Para comentar os resultados do estudo, entrevistamos Orlando de Souza, presidente executivo do FOHB- Fórum de Operadores Hoteleiros do Brasil. 

Blog Hospitalidade Brasil – Qual o apontamento financeiro podemos ter em relação ao futuro, a partir dos números atuais da hotelaria brasileira? 

Orlando de Souza- Hoje, no chamado turismo corporativo, as viagens estão praticamente estagnadas. Os resultados dos hotéis são negativos e isso tem como consequência a imediata redução das rentabilidades acarretando uma desvalorização dos ativos.  

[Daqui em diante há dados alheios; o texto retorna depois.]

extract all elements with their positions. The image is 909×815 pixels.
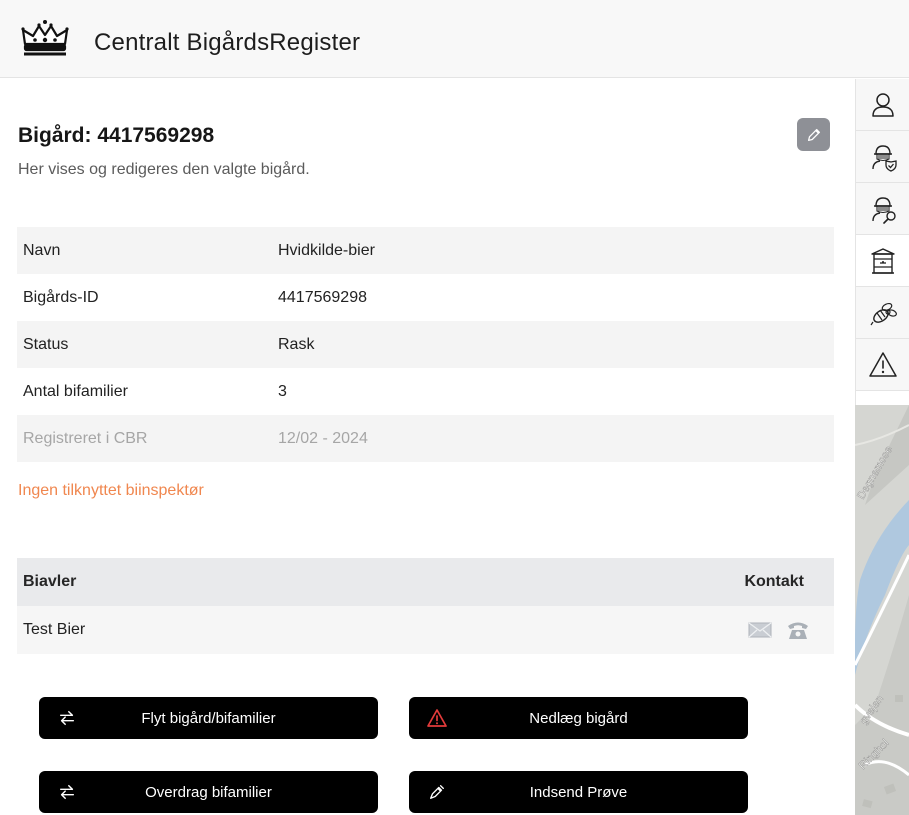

BHB-  Que medidas estão sendo adotadas pelos hotéis no momento atual com as restrições ainda maiores por conta do avanço de contaminações pelo covid-19? 

OS– As medidas variam de rede para rede e de hotel para hotel. Depende da característica do equipamento, da localização, entre outros fatores. Pode haver uma decisão de manter a unidade fechada até uma recuperação da demanda. É possível haver também uma operação mínima trazendo o break even ajustado a um nível mínimo de custos e, em casos excepcionais, pode ser mantida uma operação mais robusta em função de uma demanda específica  como, por exemplo,  hotéis no Rio de Janeiro que atendem plantas de óleo e gás ou plantas industriais, em outros estados. 

BHB- Atualmente, a que passo caminham os investimentos no setor de hotelaria brasileiro? 

OS- O ritmo, claro, está mais lento do que em períodos anteriores. Porém, em estudo recente vimos que, apesar de cancelamentos de alguns lançamentos aguardados no ano passado, outros lançamentos estão sendo previstos no pipe line de algumas redes, chamando a atenção principalmente para a hotelaria econômica em cidades do interior. 

BHB- Existem muitos hotéis em desenvolvimento no Brasil? 

OS- Pelos nossos estudos há um total de 147 projetos de novos hotéis no pipe line das empresas, com um investimento estimado de 6.1 bilhão de reais.